De madrugada Ángel se despertó escuchando un llanto. Se levantó y sintió un escalofrío al tocar con sus pies descalzos el suelo de tierra. Pensó que podría ser su madre con otro ataque de angustia de los que le solía tener desde que Blanquita había desaparecido. Ángel sentía una culpa que le roía el alma, pues su hermana había desaparecido bajo su cuidado, esa tarde en que sopló el viento Zonda.
Despacio, se dirigió hacia la parte delantera de la casa, cada dependencia daba al patio. En el dormitorio de sus padres, apoyó su oreja sobre la puerta y no escucho nada. La noche estaba helada. Volvió a escuchar el llanto. Pensó que quizás la madre estaría en la cocina, pero no. El habitáculo oscuro, resaltaba un color rojizo alrededor de la puerta de la cocina a leña aún prendida. Ángel sintió la tibieza del lugar, encendió una vela y se quedó allí un rato.
El silencio volvió a interrumpirse con el mismo llanto. Venía de la calle, creyó que podría ser un gatito, sería buena idea dárselo a su hermano. Tomó un trapo de la cocina para envolver al animal, abrió la puerta de la casa y ahí estaba: sucia, con la ropa hecha hilachas, casi dos meses después: Blanquita.
Cuando la nena lo vio dejó de llorar. Ángel tuvo el impulso de abrazarla pero se frenó en el mismo momento en que ella dejó de llorar y comenzó a reír. No era la risa de una niña. Era una risa áspera de anciana. Ángel quedó paralizado del miedo. El tiempo se detuvo. Su tórax no se movía, porque el aire dejó de entrar en sus pulmones, las venas no latían porque la sangre dejó de moverse.

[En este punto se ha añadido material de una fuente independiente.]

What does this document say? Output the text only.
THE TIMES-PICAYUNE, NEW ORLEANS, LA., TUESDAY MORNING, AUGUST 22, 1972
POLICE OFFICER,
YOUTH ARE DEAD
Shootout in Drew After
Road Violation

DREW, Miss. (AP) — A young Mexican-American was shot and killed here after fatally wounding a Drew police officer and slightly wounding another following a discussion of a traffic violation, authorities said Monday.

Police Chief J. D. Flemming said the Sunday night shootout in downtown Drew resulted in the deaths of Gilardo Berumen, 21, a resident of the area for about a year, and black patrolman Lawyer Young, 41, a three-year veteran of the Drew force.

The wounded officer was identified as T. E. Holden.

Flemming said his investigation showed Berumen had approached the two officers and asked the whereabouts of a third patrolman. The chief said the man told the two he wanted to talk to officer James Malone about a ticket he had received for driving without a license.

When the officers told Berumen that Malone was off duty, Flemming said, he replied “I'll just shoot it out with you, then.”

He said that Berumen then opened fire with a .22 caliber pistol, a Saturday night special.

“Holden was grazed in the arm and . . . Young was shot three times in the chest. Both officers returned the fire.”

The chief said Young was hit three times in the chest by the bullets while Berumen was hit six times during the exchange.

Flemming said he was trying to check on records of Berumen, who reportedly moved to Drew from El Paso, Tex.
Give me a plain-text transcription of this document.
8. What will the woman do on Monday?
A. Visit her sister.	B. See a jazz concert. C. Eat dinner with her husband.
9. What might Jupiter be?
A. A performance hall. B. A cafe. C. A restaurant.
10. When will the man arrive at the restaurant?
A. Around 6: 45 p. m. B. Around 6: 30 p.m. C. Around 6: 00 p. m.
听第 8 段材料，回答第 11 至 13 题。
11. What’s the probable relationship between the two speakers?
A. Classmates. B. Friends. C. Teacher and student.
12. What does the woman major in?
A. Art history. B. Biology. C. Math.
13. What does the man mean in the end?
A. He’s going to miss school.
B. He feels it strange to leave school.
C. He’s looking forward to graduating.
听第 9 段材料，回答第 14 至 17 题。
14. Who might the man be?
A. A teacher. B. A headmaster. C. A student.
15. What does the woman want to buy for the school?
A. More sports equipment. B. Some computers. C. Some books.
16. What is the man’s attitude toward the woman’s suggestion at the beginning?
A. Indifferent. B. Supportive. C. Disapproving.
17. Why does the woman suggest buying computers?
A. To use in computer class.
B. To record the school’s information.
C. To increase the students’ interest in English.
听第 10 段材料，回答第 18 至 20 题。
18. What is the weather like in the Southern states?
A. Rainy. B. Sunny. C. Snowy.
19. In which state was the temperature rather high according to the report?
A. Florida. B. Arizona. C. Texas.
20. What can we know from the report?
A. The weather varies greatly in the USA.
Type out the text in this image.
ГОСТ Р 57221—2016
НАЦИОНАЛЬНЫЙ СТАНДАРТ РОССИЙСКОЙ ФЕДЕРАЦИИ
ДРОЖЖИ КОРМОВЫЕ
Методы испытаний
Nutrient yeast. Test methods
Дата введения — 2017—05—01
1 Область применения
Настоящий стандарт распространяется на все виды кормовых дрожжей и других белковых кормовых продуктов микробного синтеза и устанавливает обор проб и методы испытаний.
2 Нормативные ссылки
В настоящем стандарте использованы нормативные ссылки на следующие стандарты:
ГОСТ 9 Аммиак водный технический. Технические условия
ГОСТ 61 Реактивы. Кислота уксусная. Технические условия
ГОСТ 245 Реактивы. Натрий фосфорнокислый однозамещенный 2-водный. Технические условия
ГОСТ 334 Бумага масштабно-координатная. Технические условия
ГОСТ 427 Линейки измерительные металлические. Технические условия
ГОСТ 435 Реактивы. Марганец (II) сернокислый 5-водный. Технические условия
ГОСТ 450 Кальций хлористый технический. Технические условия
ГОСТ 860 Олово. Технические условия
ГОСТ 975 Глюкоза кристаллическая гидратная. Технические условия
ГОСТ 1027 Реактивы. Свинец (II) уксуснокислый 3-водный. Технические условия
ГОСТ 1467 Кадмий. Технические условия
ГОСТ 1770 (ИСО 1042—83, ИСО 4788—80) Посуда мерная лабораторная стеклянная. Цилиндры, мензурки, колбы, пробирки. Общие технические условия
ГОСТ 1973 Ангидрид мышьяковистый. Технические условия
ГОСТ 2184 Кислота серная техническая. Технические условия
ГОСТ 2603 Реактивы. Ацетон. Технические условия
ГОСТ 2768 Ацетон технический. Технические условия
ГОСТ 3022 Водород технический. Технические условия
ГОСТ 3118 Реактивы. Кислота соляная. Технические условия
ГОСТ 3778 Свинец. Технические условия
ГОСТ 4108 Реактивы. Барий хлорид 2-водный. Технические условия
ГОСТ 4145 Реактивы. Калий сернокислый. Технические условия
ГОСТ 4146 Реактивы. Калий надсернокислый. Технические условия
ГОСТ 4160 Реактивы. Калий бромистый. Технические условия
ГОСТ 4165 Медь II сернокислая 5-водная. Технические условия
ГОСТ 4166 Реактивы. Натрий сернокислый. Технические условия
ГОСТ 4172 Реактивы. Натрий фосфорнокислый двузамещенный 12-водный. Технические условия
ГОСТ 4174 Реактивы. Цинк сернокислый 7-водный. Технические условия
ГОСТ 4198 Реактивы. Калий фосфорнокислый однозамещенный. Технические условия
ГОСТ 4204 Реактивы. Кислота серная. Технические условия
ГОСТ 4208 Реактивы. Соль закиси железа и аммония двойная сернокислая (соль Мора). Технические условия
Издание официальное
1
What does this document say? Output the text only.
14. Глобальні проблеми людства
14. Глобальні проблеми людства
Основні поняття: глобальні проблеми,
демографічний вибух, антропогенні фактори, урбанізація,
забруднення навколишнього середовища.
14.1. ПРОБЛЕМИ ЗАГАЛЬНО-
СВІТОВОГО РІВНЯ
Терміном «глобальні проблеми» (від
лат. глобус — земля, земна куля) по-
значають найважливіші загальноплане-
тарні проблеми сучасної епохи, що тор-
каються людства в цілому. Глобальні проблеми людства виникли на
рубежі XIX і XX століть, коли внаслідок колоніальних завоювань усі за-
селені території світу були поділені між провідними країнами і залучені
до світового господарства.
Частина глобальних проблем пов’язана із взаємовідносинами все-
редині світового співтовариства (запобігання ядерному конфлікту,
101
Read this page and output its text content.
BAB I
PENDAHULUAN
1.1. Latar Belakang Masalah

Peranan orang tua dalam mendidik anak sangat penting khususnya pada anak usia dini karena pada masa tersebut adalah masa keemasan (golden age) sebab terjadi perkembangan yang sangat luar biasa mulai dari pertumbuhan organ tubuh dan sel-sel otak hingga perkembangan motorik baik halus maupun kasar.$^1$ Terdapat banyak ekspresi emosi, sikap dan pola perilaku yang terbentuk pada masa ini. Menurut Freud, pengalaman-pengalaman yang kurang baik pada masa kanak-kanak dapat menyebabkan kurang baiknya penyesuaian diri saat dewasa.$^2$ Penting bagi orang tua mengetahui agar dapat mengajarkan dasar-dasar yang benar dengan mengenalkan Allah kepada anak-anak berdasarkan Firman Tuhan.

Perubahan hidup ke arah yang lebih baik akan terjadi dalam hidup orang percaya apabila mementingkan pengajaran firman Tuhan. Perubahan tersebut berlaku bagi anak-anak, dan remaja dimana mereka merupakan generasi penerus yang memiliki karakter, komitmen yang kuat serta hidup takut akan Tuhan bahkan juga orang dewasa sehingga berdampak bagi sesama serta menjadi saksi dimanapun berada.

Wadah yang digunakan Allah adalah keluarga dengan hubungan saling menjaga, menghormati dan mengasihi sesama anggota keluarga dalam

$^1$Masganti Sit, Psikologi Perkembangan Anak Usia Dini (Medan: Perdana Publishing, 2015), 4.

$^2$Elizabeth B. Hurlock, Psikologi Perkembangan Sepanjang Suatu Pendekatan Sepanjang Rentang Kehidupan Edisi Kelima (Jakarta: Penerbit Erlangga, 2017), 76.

Blanquita reía, y mientras lo hacía, se le iban cayendo los dientes de la boca. Levantó sus manos y le dijo:
—Upa.
Los músculos tensos del muchacho no respondían. El sonido no le salía, el grito contenido no podía escapar. El olor del miedo, la presa por ser cazada. Los dientes le castañeaban unos con otros. Comenzó a temblar.
Una mano fría lo tomo del brazo, lo tiró para atrás y cerró de un portazo.
Era su abuela. Lo llevó a la cocina, se puso el dedo índice sobre los labios en señal de silencio y se sentaron en el suelo. Lo abrazó fuerte hasta que dejó de temblar. La vieja se asomó por la ventana. Volvió a sentarse en el suelo. Ángel interpretó que ese ser seguía ahí.
Luego se apartó del niño, sacó unas piedras, las puso en sus manos y muy bajito rezó en un idioma extraño. Después de un buen rato, volvió a asomarse por la ventana y haciendo un gesto de aprobación, tomó a su nieto, le acarició la cabeza, hasta calmarlo y, casi dormido, lo condujo hasta su cama.
Haciendo sonar las piedras en el bolsillo del saco, y canturreando bajito, la vieja abrió la puerta de calle y se perdió en la oscuridad.